# Just bought a graco 210 es from Home Depot $ 190 after tax!!!!



## Bill the painter (Feb 6, 2010)

I just now went to home depot and they had a clearance sale on a couple of discontinued sprayers and $224.95 for the graco 210es. The only one that they had left was the display and I got that one for $180 excited as a painter next to a crackhouse on Friday!!!!:sailor: Just thought I would share. LATER GUYS


----------



## Rcon (Nov 19, 2009)

Bill the painter said:


> I just now went to home depot and they had a clearance sale on a couple of discontinued sprayers and $224.95 for the graco 210es. The only one that they had left was the display and I got that one for $180 excited as a painter next to a crackhouse on Friday!!!!:sailor: Just thought I would share. LATER GUYS


Awesome...I would use that to spray elasomerics, and definitely use it daily on residential and commerical projects (in between crack smoking sessions, of course). 


Nothing like showing up to a job with a professional contractor sprayer like the 210es


----------



## Wolfgang (Nov 16, 2008)

I bought one of those at an estate sale about 7 years ago, new in the box for $150. All it was ever used for was an in-shop lacquer pump. Beat the thing to death, but it paid for itself many times over.


----------



## aaron61 (Apr 29, 2007)

Dude you stole that thing!!!!


----------



## Workaholic (Apr 17, 2007)

Shoot I was in HD today buying some OSB board and looked at the price they had the 210es for 8 bills. So you got one hell of a deal on that small machine.


----------



## Schmidt & Co. (Nov 6, 2008)

Bill the painter said:


> excited as a painter next to a crackhouse on Friday!!!!

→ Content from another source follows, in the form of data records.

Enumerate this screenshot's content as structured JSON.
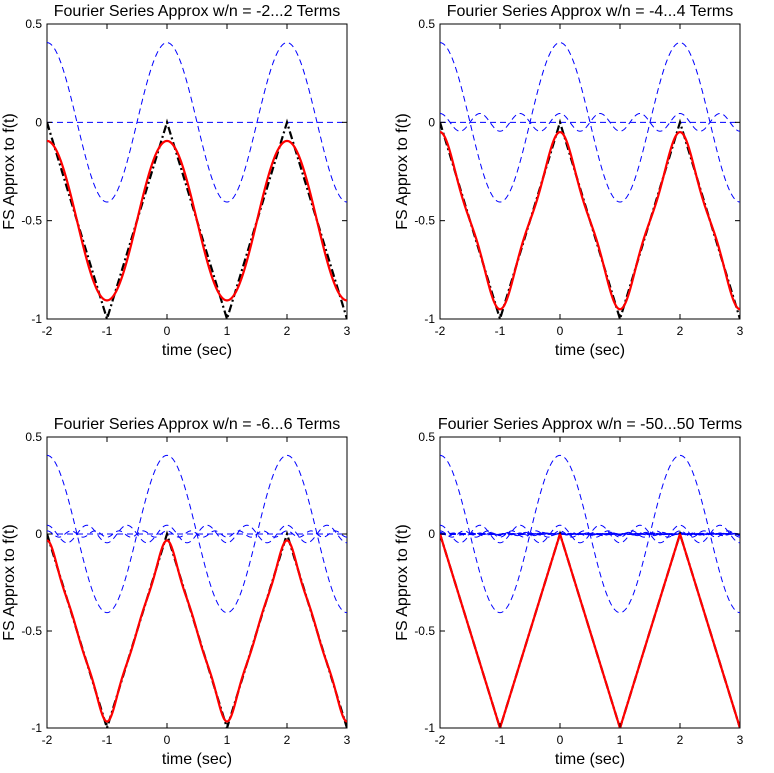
{
  "chart_data": [
    {
      "type": "line",
      "title": "Fourier Series Approx w/n = -2...2 Terms",
      "xlabel": "time (sec)",
      "ylabel": "FS Approx to f(t)",
      "xlim": [
        -2,
        3
      ],
      "ylim": [
        -1,
        0.5
      ],
      "xticks": [
        "-2",
        "-1",
        "0",
        "1",
        "2",
        "3"
      ],
      "yticks": [
        "-1",
        "-0.5",
        "0",
        "0.5"
      ],
      "grid": false,
      "N": 2,
      "series": [
        {
          "style": "dash-dot",
          "color": "#000000",
          "x": [
            -2,
            -1,
            0,
            1,
            2,
            3
          ],
          "values": [
            0,
            -1,
            0,
            -1,
            0,
            -1
          ]
        },
        {
          "style": "dashed",
          "color": "#0000ff",
          "x": [
            -2,
            -1,
            0,
            1,
            2,
            3
          ],
          "values": [
            0.405,
            -0.405,
            0.405,
            -0.405,
            0.405,
            -0.405
          ]
        },
        {
          "style": "dashed",
          "color": "#0000ff",
          "x": [
            -2,
            3
          ],
          "values": [
            0,
            0
          ]
        },
        {
          "style": "solid",
          "color": "#ff0000",
          "x": [
            -2,
            -1,
            0,
            1,
            2,
            3
          ],
          "values": [
            -0.095,
            -0.905,
            -0.095,
            -0.905,
            -0.095,
            -0.905
          ]
        }
      ]
    },
    {
      "type": "line",
      "title": "Fourier Series Approx w/n = -4...4 Terms",
      "xlabel": "time (sec)",
      "ylabel": "FS Approx to f(t)",
      "xlim": [
        -2,
        3
      ],
      "ylim": [
        -1,
        0.5
      ],
      "xticks": [
        "-2",
        "-1",
        "0",
        "1",
        "2",
        "3"
      ],
      "yticks": [
        "-1",
        "-0.5",
        "0",
        "0.5"
      ],
      "grid": false,
      "N": 4,
      "series": [
        {
          "style": "dash-dot",
          "color": "#000000",
          "x": [
            -2,
            -1,
            0,
            1,
            2,
            3
          ],
          "values": [
            0,
            -1,
            0,
            -1,
            0,
            -1
          ]
        },
        {
          "style": "dashed",
          "color": "#0000ff",
          "x": [
            -2,
            -1,
            0,
            1,
            2,
            3
          ],
          "values": [
            0.405,
            -0.405,
            0.405,
            -0.405,
            0.405,
            -0.405
          ]
        },
        {
          "style": "dashed",
          "color": "#0000ff",
          "x": [
            -2,
            3
          ],
          "values": [
            0.045,
            0.045
          ]
        },
        {
          "style": "solid",
          "color": "#ff0000",
          "x": [
            -2,
            -1,
            0,
            1,
            2,
            3
          ],
          "values": [
            -0.05,
            -0.95,
            -0.05,
            -0.95,
            -0.05,
            -0.95
          ]
        }
      ]
    },
    {
      "type": "line",
      "title": "Fourier Series Approx w/n = -6...6 Terms",
      "xlabel": "time (sec)",
      "ylabel": "FS Approx to f(t)",
      "xlim": [
        -2,
        3
      ],
      "ylim": [
        -1,
        0.5
      ],
      "xticks": [
        "-2",
        "-1",
        "0",
        "1",
        "2",
        "3"
      ],
      "yticks": [
        "-1",
        "-0.5",
        "0",
        "0.5"
      ],
      "grid": false,
      "N": 6,
      "series": [
        {
          "style": "dash-dot",
          "color": "#000000",
          "x": [
            -2,
            -1,
            0,
            1,
            2,
            3
          ],
          "values": [
            0,
            -1,
            0,
            -1,
            0,
            -1
          ]
        },
        {
          "style": "dashed",
          "color": "#0000ff",
          "x": [
            -2,
            -1,
            0,
            1,
            2,
            3
          ],
          "values": [
            0.405,
            -0.405,
            0.405,
            -0.405,
            0.405,
            -0.405
          ]
        },
        {
          "style": "dashed",
          "color": "#0000ff",
          "x": [
            -2,
            3
          ],
          "values": [
            0.045,
            0.045
          ]
        },
        {
          "style": "solid",
          "color": "#ff0000",
          "x": [
            -2,
            -1,
            0,
            1,
            2,
            3
          ],
          "values": [
            -0.035,
            -0.965,
            -0.035,
            -0.965,
            -0.035,
            -0.965
          ]
        }
      ]
    },
    {
      "type": "line",
      "title": "Fourier Series Approx w/n = -50...50 Terms",
      "xlabel": "time (sec)",
      "ylabel": "FS Approx to f(t)",
      "xlim": [
        -2,
        3
      ],
      "ylim": [
        -1,
        0.5
      ],
      "xticks": [
        "-2",
        "-1",
        "0",
        "1",
        "2",
        "3"
      ],
      "yticks": [
        "-1",
        "-0.5",
        "0",
        "0.5"
      ],
      "grid": false,
      "N": 50,
      "series": [
        {
          "style": "dash-dot",
          "color": "#000000",
          "x": [
            -2,
            -1,
            0,
            1,
            2,
            3
          ],
          "values": [
            0,
            -1,
            0,
            -1,
            0,
            -1
          ]
        },
        {
          "style": "dashed",
          "color": "#0000ff",
          "x": [
            -2,
            -1,
            0,
            1,
            2,
            3
          ],
          "values": [
            0.405,
            -0.405,
            0.405,
            -0.405,
            0.405,
            -0.405
          ]
        },
        {
          "style": "dashed",
          "color": "#0000ff",
          "x": [
            -2,
            3
          ],
          "values": [
            0.045,
            0.045
          ]
        },
        {
          "style": "solid",
          "color": "#ff0000",
          "x": [
            -2,
            -1,
            0,
            1,
            2,
            3
          ],
          "values": [
            -0.004,
            -0.996,
            -0.004,
            -0.996,
            -0.004,
            -0.996
          ]
        }
      ]
    }
  ]
}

A new tag line for me? Seriously dude, the funniest thing I've read all day! :thumbup:


----------



## brushmonkey (Jan 4, 2010)

That is pretty funny!:thumbsup:


Schmidt & Co. said:


> A new tag line for me? Seriously dude, the funniest thing I've read all day! :thumbup:


----------



## Masterpiece (Feb 26, 2008)

I've never seen any good deals at Memphis HD stores....I've seen small XR7/9 rigs covered in paint and only discounted about 10-20%!


----------